The Japanese currency slid to 150.11 per the greenback before quickly recovering amid weight from options-related dollar selling. It was at 149.85 as of 5:37 a.m. Tokyo time.

The depreciation through the psychological level of 150 puts investors on alert about the possible intervention after Finance Minister Shunichi Suzuki said on Friday that it is important to have stability in foreign exchange markets and for them to reflect fundamentals. He refrained from commenting on the current level of yen.

Traders are also on tenterhooks given tensions in the Middle East, elevated US Treasury yields and a Bank of Japan policy meeting approaching on Oct. 30-31. Safe havens including the dollar, the yen and the Swiss franc remained in focus Monday following news that an airbase in Iraq that hosts US and international forces was targeted overnight by rockets in an ongoing escalation of hostilities drawing in regional militia.

The US Treasury 10-year yield at 4.91% is almost six times of Japan’s equivalent at 0.835%. BOJ Governor Kazuo Ueda said Friday that the bank will continue patiently keeping policy easy in order to achieve its goal of stable and sustainable 2% inflation.

Meanwhile, investors are also digesting a Nikkei report that the BOJ began to discuss the possibility of another tweak to its yield curve control settings as long-term rates are rising in tandem with those in the US. The report didn’t say where it got the information.

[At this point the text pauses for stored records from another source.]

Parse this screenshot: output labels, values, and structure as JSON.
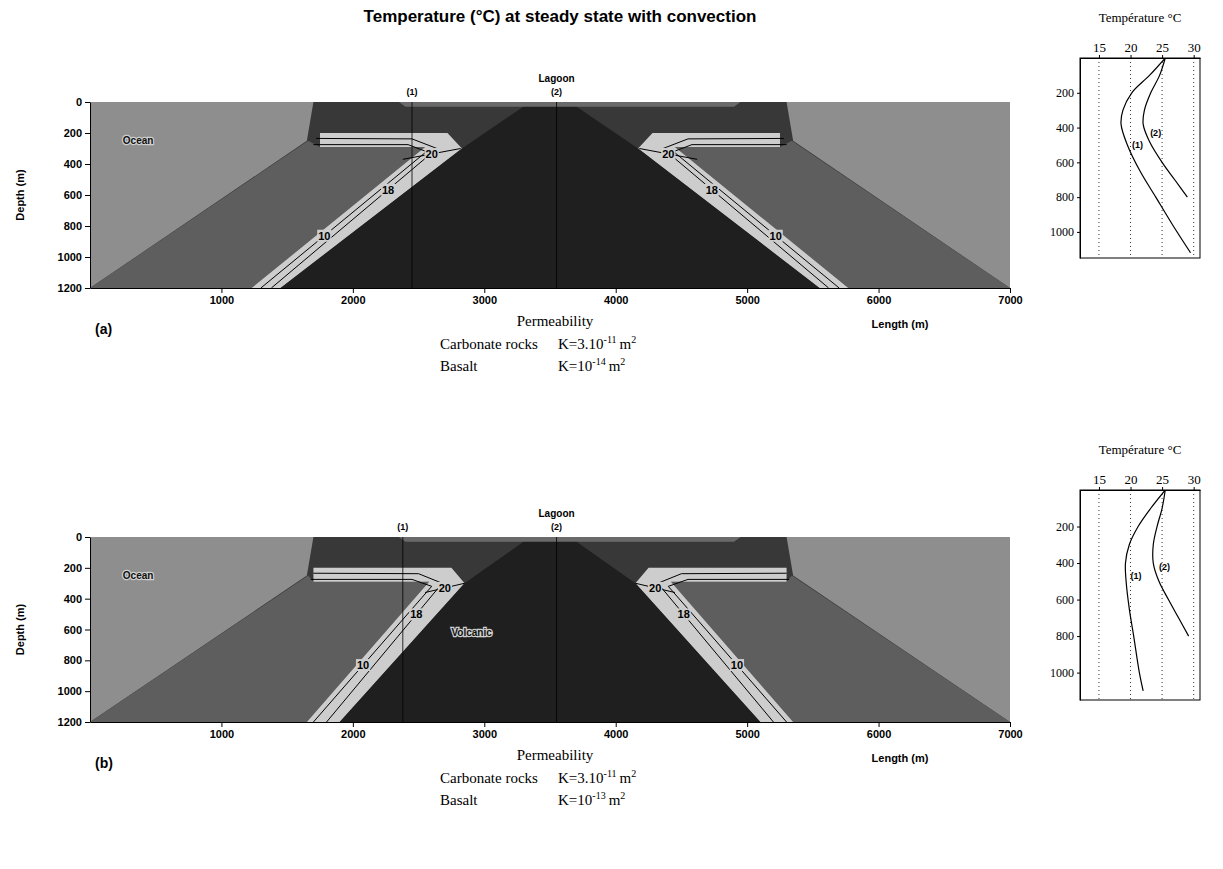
{
  "title": "Temperature (°C) at steady state with convection",
  "chart_data": [
    {
      "type": "contour",
      "panel": "(a)",
      "xlabel": "Length (m)",
      "ylabel": "Depth (m)",
      "xlim": [
        0,
        7000
      ],
      "ylim": [
        0,
        1200
      ],
      "xticks": [
        1000,
        2000,
        3000,
        4000,
        5000,
        6000,
        7000
      ],
      "yticks": [
        0,
        200,
        400,
        600,
        800,
        1000,
        1200
      ],
      "header": {
        "text": "Lagoon",
        "x": 3550
      },
      "profiles": [
        {
          "name": "(1)",
          "x": 2450
        },
        {
          "name": "(2)",
          "x": 3550
        }
      ],
      "regions": [
        {
          "color": "#8e8e8e",
          "x": [
            0,
            7000,
            7000,
            0
          ],
          "y": [
            0,
            0,
            1200,
            1200
          ]
        },
        {
          "color": "#383838",
          "x": [
            0,
            1650,
            1700,
            5300,
            5350,
            7000
          ],
          "y": [
            1200,
            250,
            0,
            0,
            250,
            1200
          ]
        },
        {
          "color": "#5e5e5e",
          "x": [
            1660,
            1750,
            2550,
            1230,
            0
          ],
          "y": [
            250,
            290,
            290,
            1200,
            1200
          ]
        },
        {
          "color": "#5e5e5e",
          "x": [
            5340,
            5250,
            4450,
            5770,
            7000
          ],
          "y": [
            250,
            290,
            290,
            1200,
            1200
          ]
        },
        {
          "color": "#cdcdcd",
          "x": [
            1750,
            2720,
            2830,
            1450,
            1230,
            2550,
            1750
          ],
          "y": [
            200,
            200,
            300,
            1200,
            1200,
            290,
            290
          ]
        },
        {
          "color": "#cdcdcd",
          "x": [
            5250,
            4280,
            4170,
            5550,
            5770,
            4450,
            5250
          ],
          "y": [
            200,
            200,
            300,
            1200,
            1200,
            290,
            290
          ]
        },
        {
          "color": "#1f1f1f",
          "x": [
            3350,
            3650,
            4170,
            5550,
            1450,
            2830
          ],
          "y": [
            0,
            0,
            300,
            1200,
            1200,
            300
          ]
        },
        {
          "color": "#6a6a6a",
          "x": [
            2350,
            4950,
            4900,
            2400
          ],
          "y": [
            0,
            0,
            30,
            30
          ]
        }
      ],
      "contours": [
        {
          "name": "10",
          "x": [
            1700,
            2420,
            2560,
            1300
          ],
          "y": [
            275,
            275,
            320,
            1200
          ]
        },
        {
          "name": "18",
          "x": [
            1720,
            2450,
            2640,
            1380
          ],
          "y": [
            235,
            238,
            300,
            1200
          ]
        },
        {
          "name": "20",
          "x": [
            2380,
            2820
          ],
          "y": [
            370,
            300
          ]
        },
        {
          "name": "10",
          "x": [
            5300,
            4580,
            4440,
            5700
          ],
          "y": [
            275,
            275,
            320,
            1200
          ]
        },
        {
          "name": "18",
          "x": [
            5280,
            4550,
            4360,
            5620
          ],
          "y": [
            235,
            238,
            300,
            1200
          ]
        },
        {
          "name": "20",
          "x": [
            4620,
            4180
          ],
          "y": [
            370,
            300
          ]
        }
      ],
      "annotations": [
        {
          "text": "Ocean",
          "x": 250,
          "y": 270
        }
      ],
      "permeability": {
        "title": "Permeability",
        "rows": [
          {
            "rock": "Carbonate rocks",
            "k": "K=3.10",
            "exponent": "-11",
            "unit": "m",
            "unit_exponent": "2"
          },
          {
            "rock": "Basalt",
            "k": "K=10",
            "exponent": "-14",
            "unit": "m",
            "unit_exponent": "2"
          }
        ]
      }
    },
    {
      "type": "line",
      "xlabel": "Température °C",
      "xlim": [
        12,
        31
      ],
      "xticks": [
        15,
        20,
        25,
        30
      ],
      "ylim": [
        0,
        1150
      ],
      "yticks": [
        200,
        400,
        600,
        800,
        1000
      ],
      "grid": true,
      "series": [
        {
          "name": "(1)",
          "x": [
            25.5,
            23,
            20.2,
            18.8,
            18.5,
            19.5,
            21.5,
            24,
            26.5,
            29.5
          ],
          "values": [
            0,
            100,
            200,
            300,
            380,
            500,
            650,
            800,
            950,
            1120
          ]
        },
        {
          "name": "(2)",
          "x": [
            25.5,
            24.6,
            23.2,
            22.2,
            22,
            23,
            25,
            27,
            29
          ],
          "values": [
            0,
            100,
            200,
            300,
            380,
            480,
            600,
            700,
            800
          ]
        }
      ]
    },
    {
      "type": "contour",
      "panel": "(b)",
      "xlabel": "Length (m)",
      "ylabel": "Depth (m)",
      "xlim": [
        0,
        7000
      ],
      "ylim": [
        0,
        1200
      ],
      "xticks": [
        1000,
        2000,
        3000,
        4000,
        5000,
        6000,
        7000
      ],
      "yticks": [
        0,
        200,
        400,
        600,
        800,
        1000,
        1200
      ],
      "header": {
        "text": "Lagoon",
        "x": 3550
      },
      "profiles": [
        {
          "name": "(1)",
          "x": 2380
        },
        {
          "name": "(2)",
          "x": 3550
        }
      ],
      "regions": [
        {
          "color": "#8e8e8e",
          "x": [
            0,
            7000,
            7000,
            0
          ],
          "y": [
            0,
            0,
            1200,
            1200
          ]
        },
        {
          "color": "#383838",
          "x": [
            0,
            1650,
            1700,
            5300,
            5350,
            7000
          ],
          "y": [
            1200,
            250,
            0,
            0,
            250,
            1200
          ]
        },
        {
          "color": "#5e5e5e",
          "x": [
            1660,
            1700,
            2580,
            1650,
            0
          ],
          "y": [
            250,
            290,
            290,
            1200,
            1200
          ]
        },
        {
          "color": "#5e5e5e",
          "x": [
            5340,
            5300,
            4420,
            5350,
            7000
          ],
          "y": [
            250,
            290,
            290,
            1200,
            1200
          ]
        },
        {
          "color": "#cdcdcd",
          "x": [
            1700,
            2750,
            2850,
            1900,
            1650,
            2580,
            1700
          ],
          "y": [
            200,
            200,
            300,
            1200,
            1200,
            290,
            290
          ]
        },
        {
          "color": "#cdcdcd",
          "x": [
            5300,
            4250,
            4150,
            5100,
            5350,
            4420,
            5300
          ],
          "y": [
            200,
            200,
            300,
            1200,
            1200,
            290,
            290
          ]
        },
        {
          "color": "#1f1f1f",
          "x": [
            3350,
            3650,
            4150,
            5100,
            1900,
            2850
          ],
          "y": [
            0,
            0,
            300,
            1200,
            1200,
            300
          ]
        },
        {
          "color": "#6a6a6a",
          "x": [
            2350,
            4950,
            4900,
            2400
          ],
          "y": [
            0,
            0,
            30,
            30
          ]
        }
      ],
      "contours": [
        {
          "name": "10",
          "x": [
            1680,
            2450,
            2600,
            1700
          ],
          "y": [
            275,
            275,
            320,
            1200
          ]
        },
        {
          "name": "18",
          "x": [
            1700,
            2500,
            2680,
            1800
          ],
          "y": [
            235,
            238,
            300,
            1200
          ]
        },
        {
          "name": "20",
          "x": [
            2550,
            2850
          ],
          "y": [
            360,
            300
          ]
        },
        {
          "name": "10",
          "x": [
            5320,
            4550,
            4400,
            5300
          ],
          "y": [
            275,
            275,
            320,
            1200
          ]
        },
        {
          "name": "18",
          "x": [
            5300,
            4500,
            4320,
            5200
          ],
          "y": [
            235,
            238,
            300,
            1200
          ]
        },
        {
          "name": "20",
          "x": [
            4450,
            4150
          ],
          "y": [
            360,
            300
          ]
        }
      ],
      "annotations": [
        {
          "text": "Ocean",
          "x": 250,
          "y": 270
        },
        {
          "text": "Volcanic",
          "x": 2750,
          "y": 640
        }
      ],
      "permeability": {
        "title": "Permeability",
        "rows": [
          {
            "rock": "Carbonate rocks",
            "k": "K=3.10",
            "exponent": "-11",
            "unit": "m",
            "unit_exponent": "2"
          },
          {
            "rock": "Basalt",
            "k": "K=10",
            "exponent": "-13",
            "unit": "m",
            "unit_exponent": "2"
          }
        ]
      }
    },
    {
      "type": "line",
      "xlabel": "Température °C",
      "xlim": [
        12,
        31
      ],
      "xticks": [
        15,
        20,
        25,
        30
      ],
      "ylim": [
        0,
        1150
      ],
      "yticks": [
        200,
        400,
        600,
        800,
        1000
      ],
      "grid": true,
      "series": [
        {
          "name": "(1)",
          "x": [
            25.5,
            23.2,
            21.2,
            19.8,
            19.2,
            19.3,
            19.8,
            20.5,
            21.4,
            22
          ],
          "values": [
            0,
            100,
            200,
            300,
            400,
            500,
            650,
            800,
            1000,
            1100
          ]
        },
        {
          "name": "(2)",
          "x": [
            25.5,
            25,
            24.2,
            23.6,
            23.6,
            24.5,
            26,
            27.6,
            29.2
          ],
          "values": [
            0,
            100,
            200,
            300,
            400,
            500,
            600,
            700,
            800
          ]
        }
      ]
    }
  ]
}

The yen went to 150.16 on Oct. 3 before rapidly recovering to 147.43, stoking speculation that Japan had entered the market to prop up the currency. Senior government officials stuck to a strategy of keeping investors guessing on the following day by declining to clarify whether they had intervened.

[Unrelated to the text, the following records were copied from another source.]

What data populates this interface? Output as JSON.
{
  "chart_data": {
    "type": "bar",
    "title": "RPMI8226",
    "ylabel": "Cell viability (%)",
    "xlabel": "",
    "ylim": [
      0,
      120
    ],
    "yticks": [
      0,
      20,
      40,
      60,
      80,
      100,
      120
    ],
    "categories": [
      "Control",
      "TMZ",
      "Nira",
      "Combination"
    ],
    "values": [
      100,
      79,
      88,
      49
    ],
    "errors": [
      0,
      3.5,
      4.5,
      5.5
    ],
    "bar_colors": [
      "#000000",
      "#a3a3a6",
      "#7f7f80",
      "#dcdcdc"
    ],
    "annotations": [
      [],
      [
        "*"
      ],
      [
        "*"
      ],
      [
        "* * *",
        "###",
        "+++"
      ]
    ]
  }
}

Japan spent around ¥9 trillion ($60 billion) in September and October last year across three occasions in their first intervention to support the yen since 1998. Japan’s chief currency official Masato Kanda has said that as a general principle, rate hikes and interventions are ways to respond to excessive currency moves. He has vowed to take action if needed against excessive swings, but declined to say whether recent market moves were speculative.

Still, the International Monetary Fund has said that it sees no factors that would compel Japan to intervene in the foreign exchange market to support the yen.

The diverging monetary policy outlooks and widening yield gap with overseas markets are putting downward pressure on the yen, which is the worst performing Group of 10 currency this year versus the dollar.